Mortgage Daily

Published On: April 8, 2013

There have been just as many credit union failures so far this year as bank failures — though the credit unions tend to be much smaller than the banks. Credit union losses, however, are being tempered by recoveries from bad mortgage securities.

The Arizona Department of Financial Institutions closed down Gold Canyon Bank on Friday. The seven-year-old bank had just a dozen employees.

Included in Gold Canyon’s $45 million in total assets as of Dec. 31, 2012, were $8 million in home loans, $12 million in commercial real estate assets and $2 million in construction-and-development loans. Total deposits stood at $44 million.

The state handed over the Gold Canyon, Ariz., bank to the Federal Deposit Insurance Corp. as receiver. Following a secret bidding process, First Scottsdale Bank, N.A., won its bid to acquire all Gold Canyon’s assets and assume all the deposits. The agreement between the FDIC and First Scottsdale came at an estimated tab of $11 million to the FDIC.

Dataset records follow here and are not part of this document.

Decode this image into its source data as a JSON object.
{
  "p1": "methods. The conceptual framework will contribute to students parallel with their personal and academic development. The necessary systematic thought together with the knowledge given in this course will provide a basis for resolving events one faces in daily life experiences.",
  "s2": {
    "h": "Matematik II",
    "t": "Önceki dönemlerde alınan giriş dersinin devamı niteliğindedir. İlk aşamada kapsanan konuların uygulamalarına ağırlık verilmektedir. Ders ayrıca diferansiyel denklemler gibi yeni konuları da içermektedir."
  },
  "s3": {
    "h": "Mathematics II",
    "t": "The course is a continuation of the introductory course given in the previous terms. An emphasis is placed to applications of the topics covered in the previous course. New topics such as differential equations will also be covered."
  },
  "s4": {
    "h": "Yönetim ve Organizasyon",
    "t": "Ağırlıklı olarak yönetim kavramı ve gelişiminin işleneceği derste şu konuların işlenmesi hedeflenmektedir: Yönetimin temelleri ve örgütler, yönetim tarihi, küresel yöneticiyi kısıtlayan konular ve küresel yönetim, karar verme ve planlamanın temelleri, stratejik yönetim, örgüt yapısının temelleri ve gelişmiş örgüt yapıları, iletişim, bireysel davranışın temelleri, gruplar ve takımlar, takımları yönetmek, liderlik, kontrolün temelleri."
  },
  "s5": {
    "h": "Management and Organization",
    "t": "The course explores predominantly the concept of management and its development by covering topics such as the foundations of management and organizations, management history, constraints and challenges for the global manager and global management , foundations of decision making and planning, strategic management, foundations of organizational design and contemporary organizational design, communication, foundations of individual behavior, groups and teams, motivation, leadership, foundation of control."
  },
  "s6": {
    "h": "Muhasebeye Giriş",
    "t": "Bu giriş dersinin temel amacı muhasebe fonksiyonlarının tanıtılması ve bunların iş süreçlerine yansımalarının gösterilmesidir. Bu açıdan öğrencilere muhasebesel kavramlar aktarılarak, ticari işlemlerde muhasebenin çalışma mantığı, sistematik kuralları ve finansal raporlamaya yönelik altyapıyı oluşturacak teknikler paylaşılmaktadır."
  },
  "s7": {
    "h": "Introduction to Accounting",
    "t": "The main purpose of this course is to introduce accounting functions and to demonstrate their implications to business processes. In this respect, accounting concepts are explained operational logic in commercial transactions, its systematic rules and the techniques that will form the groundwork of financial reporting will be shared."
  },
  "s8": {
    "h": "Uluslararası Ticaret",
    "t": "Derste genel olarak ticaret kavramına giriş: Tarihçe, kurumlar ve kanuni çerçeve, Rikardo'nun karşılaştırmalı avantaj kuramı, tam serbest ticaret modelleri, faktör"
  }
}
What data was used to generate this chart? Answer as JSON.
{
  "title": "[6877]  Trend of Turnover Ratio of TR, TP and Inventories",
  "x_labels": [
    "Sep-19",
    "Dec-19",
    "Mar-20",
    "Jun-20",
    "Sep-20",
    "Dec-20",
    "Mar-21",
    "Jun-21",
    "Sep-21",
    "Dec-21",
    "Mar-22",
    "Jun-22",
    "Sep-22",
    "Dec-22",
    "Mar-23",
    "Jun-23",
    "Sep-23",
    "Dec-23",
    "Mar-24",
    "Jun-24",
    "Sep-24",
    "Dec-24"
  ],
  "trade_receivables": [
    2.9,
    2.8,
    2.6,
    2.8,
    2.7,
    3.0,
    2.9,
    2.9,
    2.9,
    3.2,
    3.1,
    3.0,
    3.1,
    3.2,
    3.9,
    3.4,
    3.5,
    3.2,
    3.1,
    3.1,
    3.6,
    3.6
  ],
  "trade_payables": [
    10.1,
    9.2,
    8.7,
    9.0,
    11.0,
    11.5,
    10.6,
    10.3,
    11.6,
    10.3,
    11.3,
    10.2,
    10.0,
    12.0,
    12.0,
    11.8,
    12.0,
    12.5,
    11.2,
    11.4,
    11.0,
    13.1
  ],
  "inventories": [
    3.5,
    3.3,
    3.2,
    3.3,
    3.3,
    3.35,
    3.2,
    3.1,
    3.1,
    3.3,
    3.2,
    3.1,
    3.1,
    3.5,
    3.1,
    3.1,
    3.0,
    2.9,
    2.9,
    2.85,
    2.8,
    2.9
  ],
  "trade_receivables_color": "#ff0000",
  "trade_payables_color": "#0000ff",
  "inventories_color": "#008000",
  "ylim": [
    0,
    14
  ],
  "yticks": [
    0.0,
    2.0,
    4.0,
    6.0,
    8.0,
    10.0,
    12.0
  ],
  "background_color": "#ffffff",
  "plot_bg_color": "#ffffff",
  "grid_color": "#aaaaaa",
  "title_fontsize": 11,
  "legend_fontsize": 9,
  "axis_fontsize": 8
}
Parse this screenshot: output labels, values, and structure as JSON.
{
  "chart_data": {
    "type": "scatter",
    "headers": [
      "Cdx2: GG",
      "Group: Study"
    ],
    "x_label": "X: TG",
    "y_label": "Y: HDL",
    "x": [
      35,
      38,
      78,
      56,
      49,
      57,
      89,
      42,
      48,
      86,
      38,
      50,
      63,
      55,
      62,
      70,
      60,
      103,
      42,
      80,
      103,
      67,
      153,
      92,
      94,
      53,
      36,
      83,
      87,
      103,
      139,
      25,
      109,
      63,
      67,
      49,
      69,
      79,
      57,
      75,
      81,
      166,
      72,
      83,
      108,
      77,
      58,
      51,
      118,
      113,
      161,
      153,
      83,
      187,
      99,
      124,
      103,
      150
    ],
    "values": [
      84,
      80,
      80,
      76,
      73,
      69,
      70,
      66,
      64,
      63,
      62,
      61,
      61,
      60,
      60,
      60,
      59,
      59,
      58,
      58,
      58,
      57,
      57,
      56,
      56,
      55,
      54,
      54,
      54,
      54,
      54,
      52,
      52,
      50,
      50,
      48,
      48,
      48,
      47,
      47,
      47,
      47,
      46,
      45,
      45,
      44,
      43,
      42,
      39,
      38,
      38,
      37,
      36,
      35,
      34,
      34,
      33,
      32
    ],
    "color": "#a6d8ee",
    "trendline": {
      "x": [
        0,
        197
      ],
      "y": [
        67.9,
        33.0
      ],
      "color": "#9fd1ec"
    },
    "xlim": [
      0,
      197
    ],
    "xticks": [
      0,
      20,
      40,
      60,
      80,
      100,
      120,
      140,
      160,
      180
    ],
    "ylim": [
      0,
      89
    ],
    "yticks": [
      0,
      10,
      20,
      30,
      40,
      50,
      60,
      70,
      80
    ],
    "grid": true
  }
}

The failed bank entered a written agreement with the Federal Reserve Bank of San Francisco and state regulators in January 2012, while the Fed issued a prompt corrective action in August 2012.

Gold Canyon was the fifth FDIC-insured bank to fail so far in 2013.

First Place Financial Corp., which filed a voluntary petition under Chapter 11 of the U.S. Bankruptcy Code in U.S. Bankruptcy Court for the District of Delaware back in October, reported in a filing with the Securities and Exchange Commission that it filed a motion to convert the bankruptcy to a Chapter 7 liquidation. The motion was granted the motion on March 25.

First Place sold its primary asset, First Place Bank, to Talmer Bancorp Inc. on Oct. 26, 2012, for $45 million. Talmer agreed to pour as much as $205 million into a bank recapitalization.

On March 15, the National Credit Union Administration reported that it liquidated Pepsi Cola Federal Credit Union. The decision to close the Buena Park, Calif., financial institution followed a determination that 558-member credit union was insolvent and had no prospect for restoring viable operations. There were just $0.7 million in assets at the 57-year-old firm.

I.C.E. Federal Credit Union was liquidated by the NCUA on the same day. The Inglewood Calif., credit union had just 942 members and $3.4 million in assets. It was originally chartered in 1939 to serve employees of the City of Inglewood and their immediate family members.

On March 20, the NCUA said that Kinecta Federal Credit Union agreed to assume the assets and deposits of I.C.E. — the fifth credit union failure tracked so far in 2013 by Mortgage Daily.

Projected losses as a result of the failed corporate credit unions are expected to be between $1.6 billion and $3.9 billion, according to a March 28 estimate from the NCUA. The projected assessments, which are associated with the Temporary Corporate Credit Union Stabilization Fund, have improved from the $1.9 billion to $4.8 billion in losses projected six months earlier.

“The narrower range of projected remaining assessments reflects the actual performance of the failed corporate credit unions’ legacy assets to date and NCUA’s updated evaluation of the macroeconomic factors used in projecting the future performance of NCUA guaranteed notes,” the regulator’s statement said. “Factors influencing the estimated range include changes in housing prices, interest rates, unemployment rates and mortgage prepayments.”

Among previously announced corporate credit unions to fail are U.S. Central Federal Credit Union and Western Corporate Federal Credit Union — both which were seized by the NCUA in March 2009.

On April 2, the NCUA reported that it settled with Bank of America and some of its subsidiaries alleged losses on residential mortgage-backed securities acquired by the failed corporate credit unions.

Including settlements NCUA has reached with Citigroup, Deutsche Bank Securities and HSBC — $171 million has been recovered from alleged RMBS losses at the corporate credit unions. Lawsuits are still pending against several other investment banking firms.